As Much to Speak of Weather
I do not write of my father because he loved me, a truth I have come to believe in for its obviousness—no less obvious that is to say than the way one speaks of rain, its beauty and betrayal. Today’s rain is preemptory, a windless gravitas: what a speaker of political mindset might refer to as bi-partisan, claiming a democracy of garden and glass. How parental! (How paradoxical, both bound and torn asunder!) To speak of my father’s love, then, is as much to speak of weather as if weather is all there is to speak of. My father—who has since taken his words to the grave—has nonetheless left me with rain, another season’s first chill of rain.

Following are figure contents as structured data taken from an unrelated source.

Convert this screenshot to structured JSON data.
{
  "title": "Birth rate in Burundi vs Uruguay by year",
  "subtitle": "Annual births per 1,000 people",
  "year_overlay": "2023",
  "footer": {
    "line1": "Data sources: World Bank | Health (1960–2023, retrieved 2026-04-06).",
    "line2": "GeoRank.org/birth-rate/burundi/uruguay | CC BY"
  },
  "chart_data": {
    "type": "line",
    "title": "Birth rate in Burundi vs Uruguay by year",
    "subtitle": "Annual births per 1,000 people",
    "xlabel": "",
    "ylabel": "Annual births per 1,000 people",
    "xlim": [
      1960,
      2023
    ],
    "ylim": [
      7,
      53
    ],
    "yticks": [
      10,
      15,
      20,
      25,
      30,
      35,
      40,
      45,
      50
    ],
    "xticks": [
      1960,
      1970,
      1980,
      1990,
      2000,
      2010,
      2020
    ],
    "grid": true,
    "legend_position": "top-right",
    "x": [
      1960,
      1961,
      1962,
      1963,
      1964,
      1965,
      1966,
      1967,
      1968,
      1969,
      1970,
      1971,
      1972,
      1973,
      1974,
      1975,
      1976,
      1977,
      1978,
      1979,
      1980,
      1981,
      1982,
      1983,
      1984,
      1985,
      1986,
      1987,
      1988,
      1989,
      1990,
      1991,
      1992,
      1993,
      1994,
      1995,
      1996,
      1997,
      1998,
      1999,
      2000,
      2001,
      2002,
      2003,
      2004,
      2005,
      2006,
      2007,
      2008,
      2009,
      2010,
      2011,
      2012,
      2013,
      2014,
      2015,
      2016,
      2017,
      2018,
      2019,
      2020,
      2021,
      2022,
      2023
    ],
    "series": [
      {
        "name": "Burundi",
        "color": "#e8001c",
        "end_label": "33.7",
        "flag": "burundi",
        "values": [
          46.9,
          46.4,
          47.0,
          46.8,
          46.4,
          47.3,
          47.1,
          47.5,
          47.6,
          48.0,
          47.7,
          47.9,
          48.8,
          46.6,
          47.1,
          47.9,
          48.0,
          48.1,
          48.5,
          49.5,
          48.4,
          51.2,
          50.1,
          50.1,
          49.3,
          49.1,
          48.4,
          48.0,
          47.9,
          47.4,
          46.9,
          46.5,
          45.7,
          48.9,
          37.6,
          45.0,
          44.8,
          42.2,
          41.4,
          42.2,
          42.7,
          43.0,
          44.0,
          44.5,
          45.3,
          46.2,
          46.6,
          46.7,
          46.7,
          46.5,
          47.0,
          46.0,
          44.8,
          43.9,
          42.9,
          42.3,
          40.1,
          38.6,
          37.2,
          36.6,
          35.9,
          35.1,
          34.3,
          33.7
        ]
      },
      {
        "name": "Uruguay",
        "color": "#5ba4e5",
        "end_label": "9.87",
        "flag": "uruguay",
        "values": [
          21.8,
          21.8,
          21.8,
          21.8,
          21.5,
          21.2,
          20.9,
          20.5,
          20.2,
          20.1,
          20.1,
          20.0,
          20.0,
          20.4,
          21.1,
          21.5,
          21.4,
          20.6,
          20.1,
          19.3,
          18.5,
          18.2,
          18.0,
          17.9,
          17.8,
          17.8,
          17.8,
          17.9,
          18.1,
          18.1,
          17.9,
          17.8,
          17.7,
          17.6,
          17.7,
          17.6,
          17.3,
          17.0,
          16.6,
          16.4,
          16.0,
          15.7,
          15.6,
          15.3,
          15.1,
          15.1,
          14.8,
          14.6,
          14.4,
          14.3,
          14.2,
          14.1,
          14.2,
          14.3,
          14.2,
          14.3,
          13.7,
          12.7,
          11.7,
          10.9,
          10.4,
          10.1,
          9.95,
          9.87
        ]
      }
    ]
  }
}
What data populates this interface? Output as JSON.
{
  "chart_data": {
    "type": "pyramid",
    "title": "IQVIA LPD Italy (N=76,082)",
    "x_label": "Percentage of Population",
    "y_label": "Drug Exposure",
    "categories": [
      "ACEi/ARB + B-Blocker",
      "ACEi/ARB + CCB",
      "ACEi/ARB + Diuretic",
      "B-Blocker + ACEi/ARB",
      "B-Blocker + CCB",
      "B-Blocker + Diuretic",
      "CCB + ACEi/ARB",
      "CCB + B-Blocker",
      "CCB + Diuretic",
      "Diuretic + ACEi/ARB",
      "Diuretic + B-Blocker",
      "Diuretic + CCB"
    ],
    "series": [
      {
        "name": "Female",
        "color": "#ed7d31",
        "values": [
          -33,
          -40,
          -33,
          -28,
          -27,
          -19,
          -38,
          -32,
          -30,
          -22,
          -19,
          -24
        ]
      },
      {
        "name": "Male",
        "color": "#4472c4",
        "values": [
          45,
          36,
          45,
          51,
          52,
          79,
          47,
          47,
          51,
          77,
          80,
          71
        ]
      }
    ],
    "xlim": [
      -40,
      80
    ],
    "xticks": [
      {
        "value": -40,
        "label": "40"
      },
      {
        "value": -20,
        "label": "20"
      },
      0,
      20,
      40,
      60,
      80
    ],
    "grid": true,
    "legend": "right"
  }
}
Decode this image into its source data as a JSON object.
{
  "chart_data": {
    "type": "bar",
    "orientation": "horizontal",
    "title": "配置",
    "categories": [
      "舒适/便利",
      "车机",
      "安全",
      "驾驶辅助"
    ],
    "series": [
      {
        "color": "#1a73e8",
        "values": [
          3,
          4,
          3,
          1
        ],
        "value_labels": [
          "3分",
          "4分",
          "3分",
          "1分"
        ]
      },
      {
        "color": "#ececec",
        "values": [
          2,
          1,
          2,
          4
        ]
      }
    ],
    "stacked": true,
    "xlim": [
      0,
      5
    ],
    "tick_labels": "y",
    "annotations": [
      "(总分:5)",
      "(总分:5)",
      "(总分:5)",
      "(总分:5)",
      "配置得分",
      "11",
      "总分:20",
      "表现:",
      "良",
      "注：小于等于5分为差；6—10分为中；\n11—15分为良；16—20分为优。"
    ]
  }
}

Words Frequently Confused: Historicism, Histrionics
If you don’t know the width of the forest when you enter it, how will you know when you’re on the way out? Or do you mean to settle there, to burrow under the dry root of a defeated tree and stay, an abundance of honeybees and berries nearby, a small clear stream? Haven’t you notified the children already, sold every earthly possession, signed up online for Your Majesty’s benefit? Come on, Columbus, isn’t that the way of forests? Aren’t you lost before you know it? Aren’t you penalized half the distance to the goal?
Phillip Sterling’s books include two poetry collections, And Then Snow and Mutual Shores, two collections of short fiction, In Which Brief Stories Are Told and Amateur Husbandry, and four chapbook-length series of poems (Significant Others, Abeyance, Quatrains, and And For All This: Poems from Isle Royale). A fifth series, Short on Days, will be released in 2020.
Quand j’étais jeune
The leaves sprang bright and
Green from every branch
Sparkling in the spring sun
The leaves fall red, yellow
And museum blue
From each knotty limb
Quand j’étais jeune
Dashing like a gazelle
Across the trafficked boulevard
Catching the bus as it paused
Waving a cane of oak
Cursing the huffing diesel
Standing behind and alone
Quand j’étais jeune
The femme avec les yeux
Smiled like an amused cat
Purred and waited
Like an irritated crow
The femme squawks
And flies away
Quand j’étais jeune
My head was full of dreams
There is only the menace of silence
Phillip Periman was born in 1938 in Memphis, Texas, grew up in Amarillo. He received a BA in history from Yale University and his M.D. from Washington University School of Medicine. He has had poems published by the Black Mountain Press in their anthology, “The Sixty-Four” (Best Poets of 2018) and by Unstamatic. He writes about aging, retirement, his life, and the world as he finds it—always in an attempt to acknowledge the real.
When I’d walked away
from my beloved house
the new owner called: to say
she’d found a ring
and a feather
stuck into the beam
above the bedroom:
had I forgotten?
She’d saved the ring
but she’d lost the feather
I told her to keep it the ring
part of the house
I had its mate
broken in three pieces
in a little tin box
one broken circle enough
I brought her a new feather
left it in her mailbox
a long brown feather with
a blue tip and white edges
I’d let her decide
the name of the bird
Kelley Jean White
Pediatrician Kelley White has worked in inner city Philadelphia and rural New Hampshire. Her poems have appeared in Exquisite Corpse, Rattle and JAMA. Her recent books are TOXIC ENVIRONMENT (Boston Poet Press) and TWO BIRDS IN FLAME (Beech River Books.) She received a 2008 Pennsylvania Council on the Arts grant.